The composition in lipid herein assigned to F. vesiculosus supports its use as a functional food or as raw biomass, source of polar lipids, to be used as food ingredients, or even as a source of bioactive lipids. Our results on the lipidomics profile of F. vesiculosus in two different seasons contribute to a better understanding of the lipidome plasticity and adaptation to environmental changes and reinforces the importance on the knowledge of the lipidome at a molecular level for bioprospection of the potential of brown macroalgae as a source of natural products for different biotechnological applications.
5. Conclusions
This work showed new insights into the identification of the lipidome of F. vesiculosus at a molecular level. A total of 187 molecular species distributed by glycolipids, phospholipids, and betaine lipids were identified. The lyso-betaine MGTA is reported for the first time in macroalgae. The lipidome plasticity and adaptation to environmental changes with the season (winter and spring) of F. vesiculosus was evidenced by the variation in the content of lipids bearing MUFA and PUFA. Multivariate statistical analysis, PCA and cluster analysis, showed a clear clustering according to lipid diversity and seasonal groups. In winter (February), the effects of lower temperature and lower light exposition period lead to the increase of polyunsaturated esterified FA majorly of glycolipids, some phospholipid and DGTA betaine lipid classes.

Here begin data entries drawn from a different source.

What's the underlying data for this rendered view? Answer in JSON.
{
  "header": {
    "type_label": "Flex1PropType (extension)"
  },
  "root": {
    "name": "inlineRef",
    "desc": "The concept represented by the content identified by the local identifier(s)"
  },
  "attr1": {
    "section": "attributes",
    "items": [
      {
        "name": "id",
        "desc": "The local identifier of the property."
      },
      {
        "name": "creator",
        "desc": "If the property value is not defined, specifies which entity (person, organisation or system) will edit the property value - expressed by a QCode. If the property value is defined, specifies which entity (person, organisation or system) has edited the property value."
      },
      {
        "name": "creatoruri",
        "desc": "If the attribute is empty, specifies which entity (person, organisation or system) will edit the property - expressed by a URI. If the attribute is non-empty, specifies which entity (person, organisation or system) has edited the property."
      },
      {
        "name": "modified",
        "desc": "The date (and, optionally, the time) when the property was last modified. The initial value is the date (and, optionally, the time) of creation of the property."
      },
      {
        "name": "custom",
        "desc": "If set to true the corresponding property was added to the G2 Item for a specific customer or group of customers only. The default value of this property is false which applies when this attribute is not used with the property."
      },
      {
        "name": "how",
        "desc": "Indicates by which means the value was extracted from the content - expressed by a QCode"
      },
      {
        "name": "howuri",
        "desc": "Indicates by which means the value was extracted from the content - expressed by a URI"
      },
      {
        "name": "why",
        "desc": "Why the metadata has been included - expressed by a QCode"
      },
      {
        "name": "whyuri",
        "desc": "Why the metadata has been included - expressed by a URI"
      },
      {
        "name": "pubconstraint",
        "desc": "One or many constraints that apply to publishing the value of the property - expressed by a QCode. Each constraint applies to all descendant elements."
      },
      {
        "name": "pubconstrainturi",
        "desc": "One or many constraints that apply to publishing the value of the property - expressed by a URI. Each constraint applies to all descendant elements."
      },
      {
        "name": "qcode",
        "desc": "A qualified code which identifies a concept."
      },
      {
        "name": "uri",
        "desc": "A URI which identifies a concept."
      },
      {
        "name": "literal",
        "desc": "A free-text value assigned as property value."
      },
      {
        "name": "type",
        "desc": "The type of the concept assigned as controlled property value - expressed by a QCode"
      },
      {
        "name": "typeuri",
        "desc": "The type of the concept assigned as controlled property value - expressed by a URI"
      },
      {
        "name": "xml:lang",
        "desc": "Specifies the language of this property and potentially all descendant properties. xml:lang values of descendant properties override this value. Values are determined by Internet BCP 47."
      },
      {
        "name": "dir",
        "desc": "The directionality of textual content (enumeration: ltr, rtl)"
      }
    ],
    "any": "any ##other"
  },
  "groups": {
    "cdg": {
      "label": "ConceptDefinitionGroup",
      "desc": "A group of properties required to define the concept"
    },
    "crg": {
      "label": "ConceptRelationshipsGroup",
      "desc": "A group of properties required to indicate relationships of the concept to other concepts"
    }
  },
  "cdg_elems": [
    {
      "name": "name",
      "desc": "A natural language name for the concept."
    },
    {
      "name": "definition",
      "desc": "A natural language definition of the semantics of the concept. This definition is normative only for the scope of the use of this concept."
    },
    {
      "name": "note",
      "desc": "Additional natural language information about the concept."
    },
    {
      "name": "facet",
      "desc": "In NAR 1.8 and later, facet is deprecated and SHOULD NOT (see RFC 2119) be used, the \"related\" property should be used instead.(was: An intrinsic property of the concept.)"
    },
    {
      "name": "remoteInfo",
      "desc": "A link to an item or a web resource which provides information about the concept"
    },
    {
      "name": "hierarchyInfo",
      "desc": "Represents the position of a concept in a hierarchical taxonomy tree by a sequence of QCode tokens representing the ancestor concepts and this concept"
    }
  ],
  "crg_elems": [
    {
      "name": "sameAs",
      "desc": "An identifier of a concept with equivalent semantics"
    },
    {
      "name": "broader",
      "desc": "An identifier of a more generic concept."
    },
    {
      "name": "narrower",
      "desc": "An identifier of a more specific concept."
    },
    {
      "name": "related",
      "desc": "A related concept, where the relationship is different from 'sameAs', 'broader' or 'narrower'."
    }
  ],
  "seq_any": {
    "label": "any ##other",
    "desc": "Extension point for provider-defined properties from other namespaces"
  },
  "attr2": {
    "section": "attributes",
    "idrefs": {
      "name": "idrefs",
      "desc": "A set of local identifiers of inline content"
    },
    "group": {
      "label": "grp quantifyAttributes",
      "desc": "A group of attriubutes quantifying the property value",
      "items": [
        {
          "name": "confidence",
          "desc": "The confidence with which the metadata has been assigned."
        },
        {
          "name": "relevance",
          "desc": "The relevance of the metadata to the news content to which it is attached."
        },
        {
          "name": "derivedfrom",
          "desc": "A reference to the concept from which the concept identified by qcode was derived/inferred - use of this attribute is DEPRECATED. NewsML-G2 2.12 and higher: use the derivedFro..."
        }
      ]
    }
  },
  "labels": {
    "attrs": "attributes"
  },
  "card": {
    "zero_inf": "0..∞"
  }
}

F. vesiculosus lipidome contained eighteen classes of polar lipids that were the main source of the 18:3(n-3), 18:4(n-3), 20:4(n-6), and 20:5(n-3) PUFA, with high nutritional value. The low n-6/n-3 ratio renders F. vesiculosus suitable for human consumption and feed, independent of the seasonal variation (February and May collections). Also, PUFA bearing polar lipid species that were reported with important bioactive properties were identified in the lipdome of Fucus, with relevance for the anti-inflammatory, antitumoral and antimicrobial properties of some lipid species, fostering the use of F. vesiculosus as a suitable raw material of active ingredients. Noteworthy, the glycolipids species more abundant, mainly in the winter lipidome, were reported to have anti-inflammatory and antitumoral properties. Whereas, sulfolipids SQDG and SQMG species, more abundant in the spring, were associated with antimicrobial activity.